После ухи гуляли по деревенской улице, снова толковали о делах, о планах. Потом Квасников пригласил к себе пить чай.
Дом у животновода был небольшой, но какой-то особенно складный и удобный по расположению. Пока хозяин объяснялся с хозяйкой на кухне, Валежников распахнул дверь в боковую комнату, щелкнул там выключателем, позвал Карабанова:
— Взгляни сюда, Андрей Васильевич!
Карабанов вошел, увидел письменный стол, несколько новых стульев, пружинный диван и, главное, — множество книг на разделанных под дуб высоких полках.
— Хорош кабинетик?
— Хорош, — похвалил секретарь райкома. — А библиотека просто отличная. Что тут? — разглядывал он корешки толстых томов. — Пушкин, Гоголь… Вот и Ленин. По подписке?

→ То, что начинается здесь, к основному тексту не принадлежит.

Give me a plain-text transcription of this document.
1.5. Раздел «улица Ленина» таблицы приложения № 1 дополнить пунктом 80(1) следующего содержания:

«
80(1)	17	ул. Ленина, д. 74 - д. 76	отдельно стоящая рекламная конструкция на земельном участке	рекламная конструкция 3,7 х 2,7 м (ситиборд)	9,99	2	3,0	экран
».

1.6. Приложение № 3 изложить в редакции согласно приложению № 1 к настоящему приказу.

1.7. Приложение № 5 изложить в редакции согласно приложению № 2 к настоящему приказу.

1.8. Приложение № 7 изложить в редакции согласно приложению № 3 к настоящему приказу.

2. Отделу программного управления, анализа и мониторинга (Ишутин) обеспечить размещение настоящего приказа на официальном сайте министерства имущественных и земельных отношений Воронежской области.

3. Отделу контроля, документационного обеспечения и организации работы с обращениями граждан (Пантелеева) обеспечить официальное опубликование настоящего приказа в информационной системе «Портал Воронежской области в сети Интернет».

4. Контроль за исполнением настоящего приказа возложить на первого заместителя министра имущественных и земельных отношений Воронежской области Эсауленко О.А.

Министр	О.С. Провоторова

— А как же! У нас весь актив на труды товарища Ленина подписался. По подписке на литературу, — Валежников говорил это с гордостью, — наш колхоз, пожалуй, не совру, Андрей Васильевич, первым идет в районе. Митрич и тот пчеловодческий журнал получает.
— Мне бы еще «Крокодил» схлопотать, — ввернул дед, остановившийся в дверях. — До чего веселые в нем описания!